Hab bei der firma angerufen, aber bisher ohne ergebnis, bzw. rückruf. Dann eine e-mail gesendet, aber auch ohne antwort. Hätte gern gewußt, wie lange da garantie ist von dem edelhändler bergwerk; der händler von dem ich´s hab, meinte gestzliche frist, also 2jahre, alles rum....und ob´s die überhaupt noch gibt, aber laut homepage ja schon bzw. wieder? Aber dann intressiert die ja nicht mein uraltrahmen   

War jetzt bei anderem händler, der meinte vielleicht könnte man es ja noch schweißen, also die strebe rausflexen und eine neue einsetzen. Müßte nur wissen, welches ALU das ist. Ein Herr Juchem wäre eventuell in der Lage sowas zu verarzten, professionel. Wär halt teuer und ich muß es neu lackieren lassen, 

Frage A) Weiss einer die genaue ALU Bezeichnung? 
Frage B) Macht es SINN, oder besorg ich mir lieber was aus taiwan..., 
meine , wenn ich sowas schweissen lasse, nicht das es tags drauf ein zehntimeter weiter wieder bricht...Mal von den kosten abgesehen, irgendwie häng ich an dem gerät... was rät die ibc-community mir?
Lieben gruß aus dem rheinland


----------



## bluesky (2. Oktober 2005)

also ich würde erst mal ne antwort von bergwerk abwarten wenn du glück hast sind sie kulant und du bekommst ersatz oder vielleicht einen sonderpreis für nen neuen mercury rahmen ..
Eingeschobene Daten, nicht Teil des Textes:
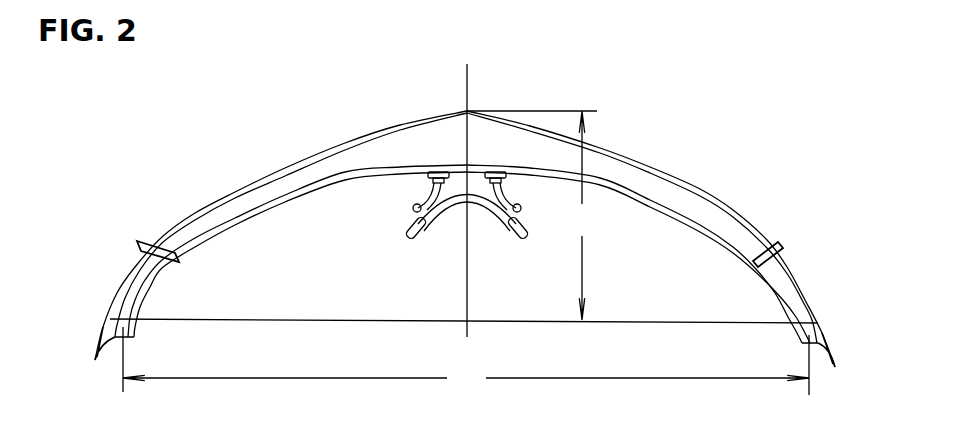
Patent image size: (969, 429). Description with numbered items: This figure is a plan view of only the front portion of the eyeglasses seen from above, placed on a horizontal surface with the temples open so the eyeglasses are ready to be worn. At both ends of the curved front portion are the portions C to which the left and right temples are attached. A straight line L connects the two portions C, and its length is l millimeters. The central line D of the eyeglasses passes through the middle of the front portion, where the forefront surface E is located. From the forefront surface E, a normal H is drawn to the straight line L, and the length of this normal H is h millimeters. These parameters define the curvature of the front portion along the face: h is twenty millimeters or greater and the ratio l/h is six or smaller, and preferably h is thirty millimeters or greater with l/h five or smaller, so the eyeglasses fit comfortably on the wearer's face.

The portions to which the left and right temples are attached C is at (109, 309).
The central line D is at (468, 90).
The forefront surface E is at (452, 105).
The normal H is at (483, 284).
The straight line L is at (344, 310).
The length of the normal h is at (580, 215).
The length of the straight line l is at (466, 361).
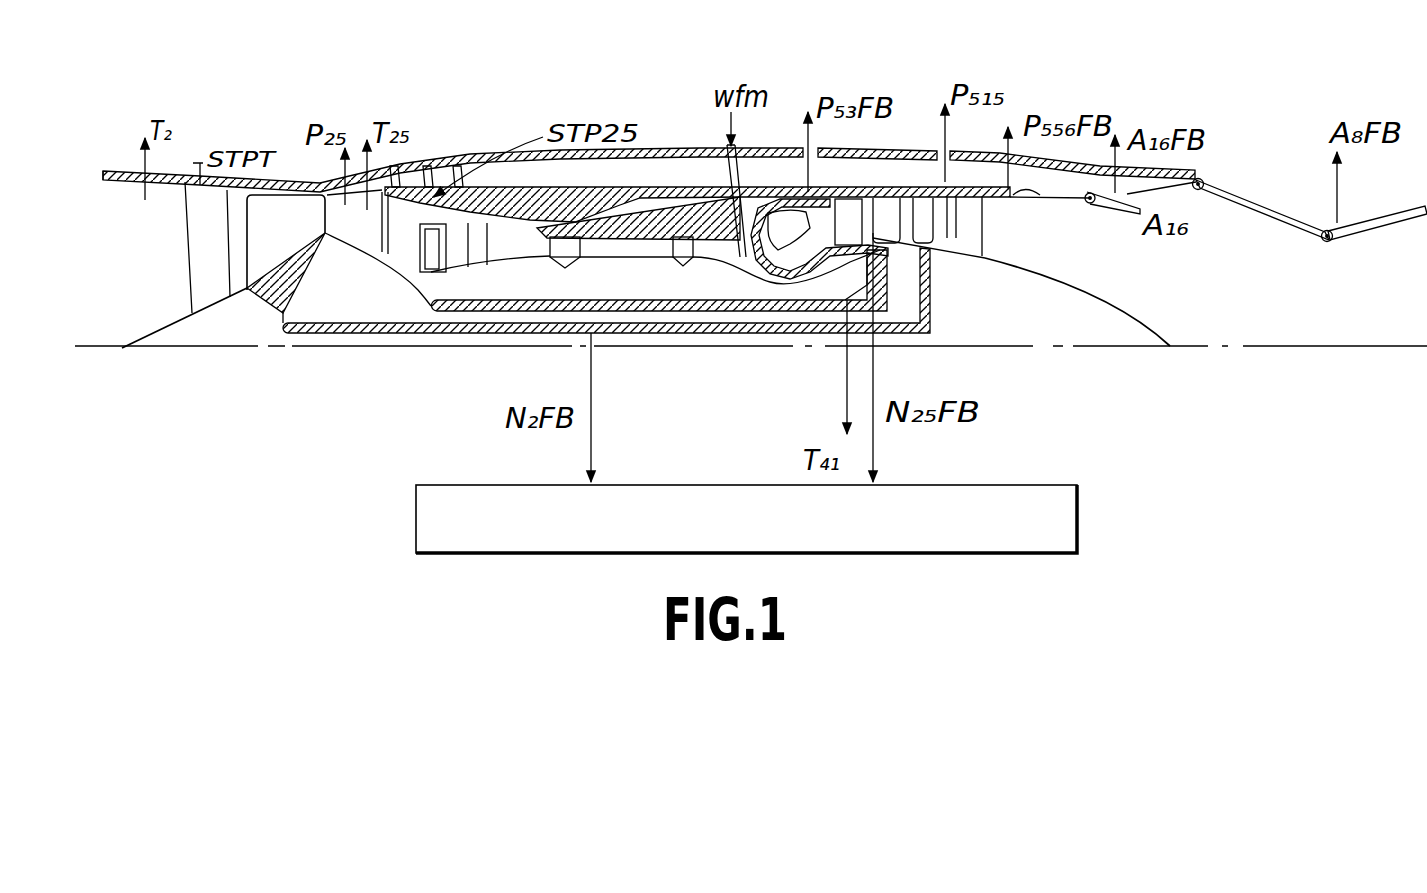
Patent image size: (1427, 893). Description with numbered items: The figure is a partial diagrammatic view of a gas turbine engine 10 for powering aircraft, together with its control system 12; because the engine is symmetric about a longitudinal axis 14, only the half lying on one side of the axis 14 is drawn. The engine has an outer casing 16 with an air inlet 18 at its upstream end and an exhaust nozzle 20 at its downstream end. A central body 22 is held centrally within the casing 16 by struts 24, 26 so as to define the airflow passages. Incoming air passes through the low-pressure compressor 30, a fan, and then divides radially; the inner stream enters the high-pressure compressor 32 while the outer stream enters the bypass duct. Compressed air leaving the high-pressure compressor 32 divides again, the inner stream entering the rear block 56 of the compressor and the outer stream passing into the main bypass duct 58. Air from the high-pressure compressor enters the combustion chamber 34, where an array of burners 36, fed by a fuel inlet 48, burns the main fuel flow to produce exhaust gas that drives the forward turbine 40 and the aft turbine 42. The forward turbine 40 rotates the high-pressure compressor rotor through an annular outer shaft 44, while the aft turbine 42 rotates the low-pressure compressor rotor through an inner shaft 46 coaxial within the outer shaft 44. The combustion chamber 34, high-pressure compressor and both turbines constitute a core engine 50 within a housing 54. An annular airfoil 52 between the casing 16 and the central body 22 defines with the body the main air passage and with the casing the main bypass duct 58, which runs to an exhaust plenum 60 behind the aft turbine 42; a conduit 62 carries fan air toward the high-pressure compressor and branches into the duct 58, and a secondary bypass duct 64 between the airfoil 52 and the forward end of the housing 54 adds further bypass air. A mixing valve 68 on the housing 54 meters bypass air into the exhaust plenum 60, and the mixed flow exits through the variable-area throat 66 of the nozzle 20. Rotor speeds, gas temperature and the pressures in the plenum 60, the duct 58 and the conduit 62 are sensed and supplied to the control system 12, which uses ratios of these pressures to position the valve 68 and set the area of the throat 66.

The gas turbine engine 10 is at (676, 138).
The control system 12 is at (1018, 484).
The longitudinal axis 14 is at (1300, 347).
The outer casing 16 is at (438, 195).
The air inlet 18 is at (112, 181).
The exhaust nozzle 20 is at (1268, 180).
The central body 22 is at (160, 328).
The strut 24 is at (186, 255).
The strut 26 is at (970, 230).
The low-pressure compressor 30 is at (283, 207).
The high-pressure compressor 32 is at (420, 250).
The combustion chamber 34 is at (822, 207).
The burners 36 is at (762, 205).
The forward turbine 40 is at (880, 200).
The aft turbine 42 is at (920, 200).
The outer shaft 44 is at (540, 298).
The inner shaft 46 is at (622, 336).
The fuel inlet 48 is at (744, 210).
The core engine 50 is at (817, 285).
The airfoil 52 is at (445, 193).
The housing 54 is at (400, 214).
The rear block 56 is at (603, 240).
The main bypass duct 58 is at (726, 150).
The exhaust plenum 60 is at (1113, 303).
The conduit 62 is at (363, 218).
The secondary bypass duct 64 is at (652, 147).
The throat 66 is at (1330, 243).
The mixing valve 68 is at (1114, 213).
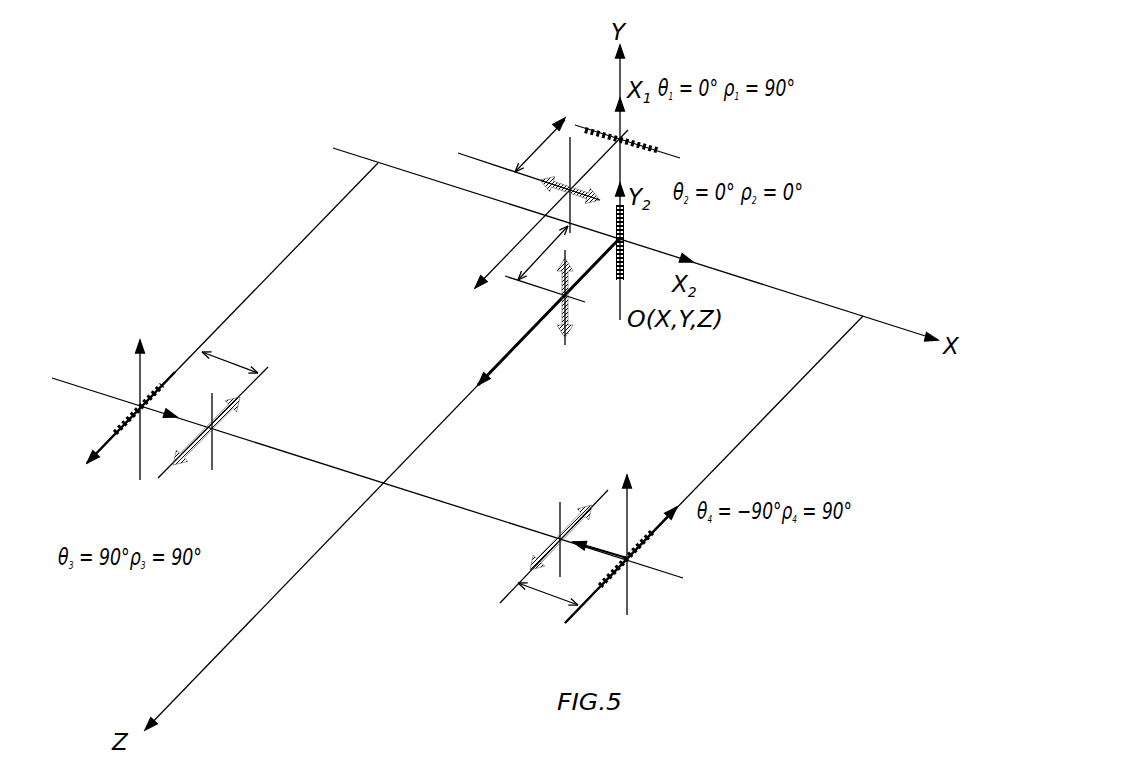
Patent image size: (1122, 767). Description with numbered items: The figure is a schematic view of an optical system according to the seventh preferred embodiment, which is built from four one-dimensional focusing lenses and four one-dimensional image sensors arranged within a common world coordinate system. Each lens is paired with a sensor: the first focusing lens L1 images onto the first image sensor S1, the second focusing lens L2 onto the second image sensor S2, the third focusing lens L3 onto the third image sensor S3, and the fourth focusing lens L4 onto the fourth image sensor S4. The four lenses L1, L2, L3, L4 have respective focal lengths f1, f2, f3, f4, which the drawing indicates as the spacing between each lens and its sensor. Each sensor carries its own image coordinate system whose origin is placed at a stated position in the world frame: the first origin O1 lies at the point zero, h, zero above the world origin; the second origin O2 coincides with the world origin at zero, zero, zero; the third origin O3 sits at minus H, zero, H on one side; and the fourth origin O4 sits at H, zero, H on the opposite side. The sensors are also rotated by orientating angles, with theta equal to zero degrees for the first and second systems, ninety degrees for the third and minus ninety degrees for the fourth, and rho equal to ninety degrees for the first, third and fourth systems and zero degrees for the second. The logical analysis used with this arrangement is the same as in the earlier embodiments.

The 1D image sensor S1 is at (600, 130).
The 1D image sensor S2 is at (617, 260).
The 1D image sensor S3 is at (158, 383).
The 1D image sensor S4 is at (613, 582).
The 1D focusing lens L1 is at (538, 188).
The 1D focusing lens L2 is at (563, 342).
The 1D focusing lens L3 is at (227, 422).
The 1D focusing lens L4 is at (510, 546).
The focal length f1 is at (540, 131).
The focal length f2 is at (543, 253).
The focal length f3 is at (230, 356).
The focal length f4 is at (548, 603).
The origin of image coordinate system O1 is at (625, 133).
The origin of image coordinate system O2 is at (626, 237).
The origin of image coordinate system O3 is at (138, 412).
The origin of image coordinate system O4 is at (638, 558).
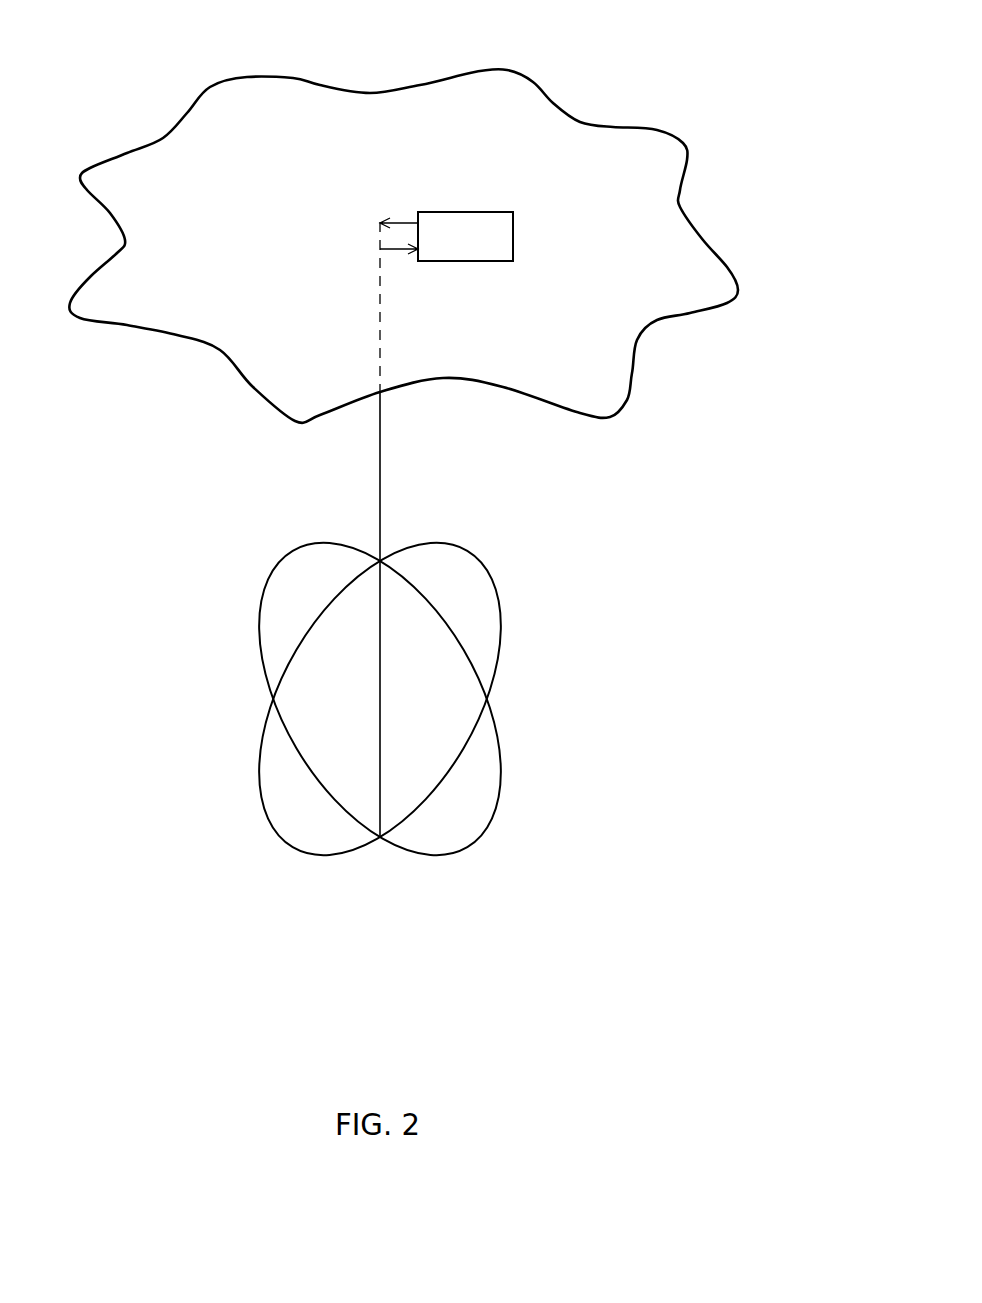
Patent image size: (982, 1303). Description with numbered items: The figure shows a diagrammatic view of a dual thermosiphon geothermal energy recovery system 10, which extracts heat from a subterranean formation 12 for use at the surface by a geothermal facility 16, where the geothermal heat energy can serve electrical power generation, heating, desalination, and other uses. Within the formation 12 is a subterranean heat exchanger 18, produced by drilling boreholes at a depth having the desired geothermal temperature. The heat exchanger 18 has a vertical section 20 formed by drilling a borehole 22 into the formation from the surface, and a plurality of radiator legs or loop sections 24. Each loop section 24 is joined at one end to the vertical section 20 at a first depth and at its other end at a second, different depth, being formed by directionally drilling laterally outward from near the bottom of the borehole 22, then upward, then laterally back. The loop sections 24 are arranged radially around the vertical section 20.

The dual thermosiphon geothermal energy recovery system 10 is at (63, 641).
The subterranean formation 12 is at (696, 758).
The geothermal facility 16 is at (513, 237).
The subterranean heat exchanger 18 is at (436, 699).
The vertical section 20 is at (380, 663).
The borehole 22 is at (380, 446).
The loop section 24 is at (262, 591).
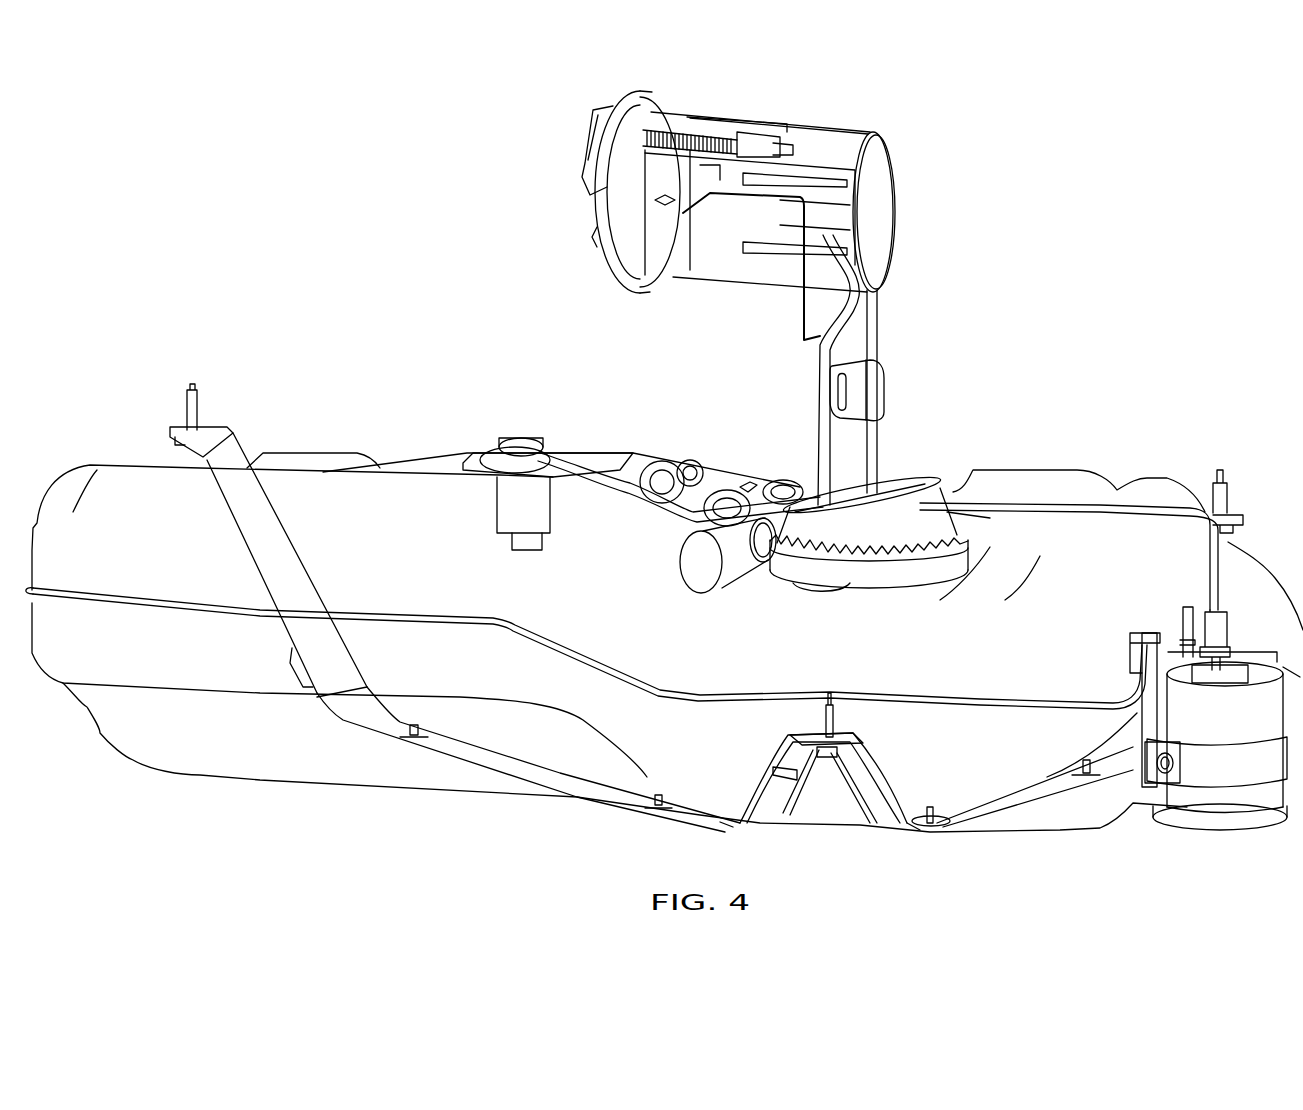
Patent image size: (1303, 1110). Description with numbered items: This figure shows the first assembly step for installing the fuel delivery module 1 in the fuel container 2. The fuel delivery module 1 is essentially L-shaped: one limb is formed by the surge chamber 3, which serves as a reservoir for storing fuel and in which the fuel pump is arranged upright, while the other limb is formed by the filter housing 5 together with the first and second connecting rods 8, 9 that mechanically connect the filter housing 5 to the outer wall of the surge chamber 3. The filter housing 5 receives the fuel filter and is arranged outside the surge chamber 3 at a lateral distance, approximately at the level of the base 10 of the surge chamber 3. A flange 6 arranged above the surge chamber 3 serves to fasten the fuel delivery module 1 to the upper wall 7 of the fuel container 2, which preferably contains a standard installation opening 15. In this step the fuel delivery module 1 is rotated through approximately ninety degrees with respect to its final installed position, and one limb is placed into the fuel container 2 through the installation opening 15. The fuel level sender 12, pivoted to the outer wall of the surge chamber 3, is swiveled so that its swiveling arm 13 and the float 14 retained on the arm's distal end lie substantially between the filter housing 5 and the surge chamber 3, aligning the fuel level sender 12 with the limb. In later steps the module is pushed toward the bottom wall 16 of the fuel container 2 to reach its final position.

The fuel delivery module 1 is at (848, 78).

von rausflexen und schweissen halte ich nichts ... mal abgesehen von den kosten .. und obs den rest den rahmens nicht extra noch belastet etc.

außerdem bekommt man ja schon gute neue alurahmen für wenige hundert euro ... wenns kein bergwerk sein muss


----------



## MTB-News.de




----------



## Splash (2. Oktober 2005)

Also bei einem 4 Jahre alten Rahmen dürfte die Reparatur mehr kosten, als der Rahmen noch Restwert hat. Zudem ist AFAIK die heutige Firma Bergwerk rechtlich gesehen nicht Nachfolger der alten Firma, die Deinen Rahmen gebaut hat. Evtl sind die ja wirklich so kulant und bieten Dir einen neuen Mercury für einen günstigeren Preis an (was sehr für die Firma Bergwerk sprechen würde) - Ansprüche hast Du jedenfalls keine und lohnen wird eine Reparatur in der Regel auch nicht bei einem solchen Rahmen.


----------



## koblenz2 (2. Oktober 2005)

Danke für die antworten, dachte mir schon, dass vom schweissen abzuraten ist. Ist  wohl nicht so vertrauenserweckend, warte noch auf eine BW-antwort, sonst darf´s zum sperrmüll.
Mal gucken bei anderen herstellern wer längere garantien gibt, ist ja doch´n stolzer preis mal gewesen...


----------



## wolfi_1 (9. Oktober 2005)

Ihr macht einem Ja richtig Angst ..... glaube hier aber eher an einen Ausreisser in der Fertigung.
Mein Rohloff-Mercury ist auch aus 2001 und sollte eigentlich noch ein paar Jahre halten.

lg

Wolfgang


----------